To combine the best features of DWH (structured, manageable, high performance analytics) and Data Lake (scalability, handling heterogeneous data), the Data Lakehouse approach was developed. This architecture combines the flexibility of data lakes with the powerful processing and management tools typical of traditional warehouses, striking a balance between storage, analytics and machine learning. Data Lakehouse is a synthesis of data lakes and data warehouses, combining the flexibility and scalability of the former with the manageability and query optimization of the latter.
Data Lakehouse is an architectural approach that seeks to combine the flexibility and scalability of data lakes with the manageability and query performance of data warehouses (Fig. 8.1-9).

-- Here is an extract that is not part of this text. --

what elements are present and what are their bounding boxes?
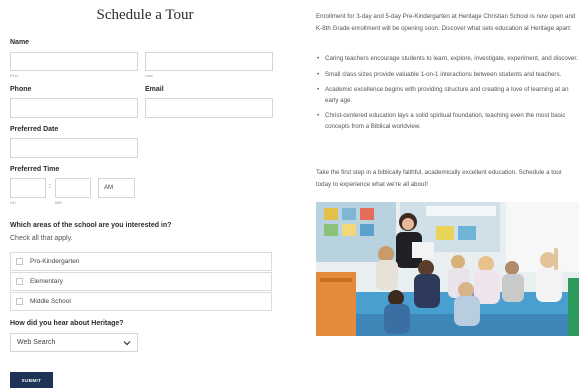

Key features of the Data Lakehouse include:
Open storage format: using open formats for data storage, such as Apache Parquet, provides efficiency and query optimization.
Read-only schema: in contrast to the traditional approach of a write-only schema in DWH, Lakehouse supports a read-only schema, which allows more flexibility in managing the data structure.

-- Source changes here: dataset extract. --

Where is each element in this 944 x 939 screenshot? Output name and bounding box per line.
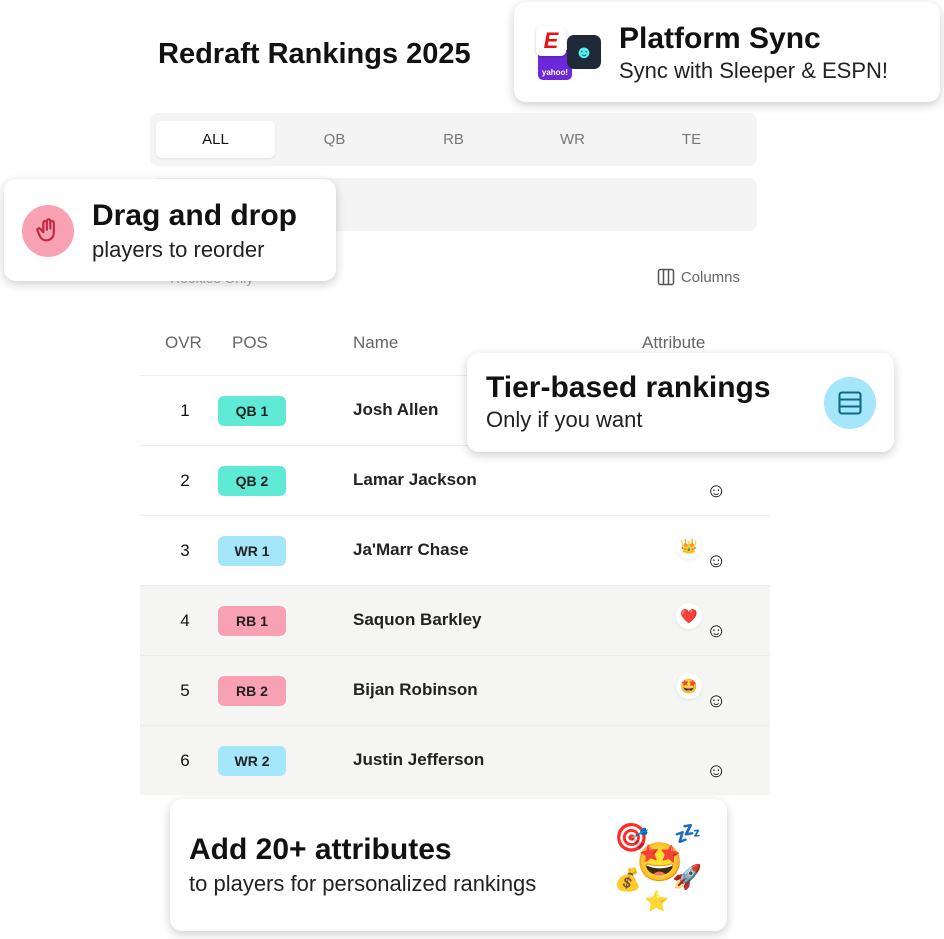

Flexible and scalable: supports storage and analysis of structured and unstructured data, providing high query performance through storage-level optimization.
Data Lakehouse offers a compromise solution that combines the benefits of both approaches, making it ideal for modern analytic workloads that require flexibility in data processing.

The idea of modern data warehouses seems simple: if all the data is in one place, it is easier to analyze it. However, in practice everything is not so smooth. Imagine that a company decides to completely abandon the usual accounting and management systems (ERP, PMIS, CAFM or others), replacing them with one huge data lake to which everyone has access. What will happen? Most likely chaos will ensue: data will be duplicated, contradictory, and critical information will be lost or corrupted. Even if the data lake is used only for analytics, without proper management, it will be severely compromised:
- Data is difficult to understand: in conventional systems, data has a clear structure, but in a lake, it is just a huge accumulation of files and tables. To find something, specialist has to Fig. out what each row and column is responsible for.
- Data can be inaccurate: if many versions of the same information are stored in one place, it is difficult to know which version is up to date. As a result, decisions are made based on outdated or erroneous data.
- It is difficult to prepare data for work: the data must not only be stored, but also presented in a convenient form – in the form of reports, graphs, tables. In traditional systems this is done automatically, but in data lakes it requires additional processing.
The bottom line is that each data warehousing concept has its own characteristics, processing approaches and business applications. Traditional databases focus on transactional operations, data warehouses (DWH) provide a structure for analytics, data lakes (Data Lake) store information in raw form, and hybrid warehouses (Data Lakehouse) combine the advantages of DWH and Data Lake (Fig. 8.1-10).

Choosing a storage architecture is a complex process, depending on business needs, information volume and analytics requirements. Each solution has its pros and cons: DWH provides structure, Data Lake provides flexibility, and Lakehouse provides a balance between the two. Organizations are rarely limited to a single data architecture.
Regardless of the chosen architecture, automated data management systems are significantly superior to manual methods. They minimize human errors, speed up information processing, and ensure transparency and traceability of data at all stages of business processes.
And while centralized data warehouses have already become an industry standard in many areas of the economy, the situation in construction remains fragmented. Data here is distributed across different platforms (CDE, PMIS, ERP, etc.), which makes it difficult to create a unified picture of what is happening and requires architectures capable of integrating these sources into a holistic, analytically usable digital environment.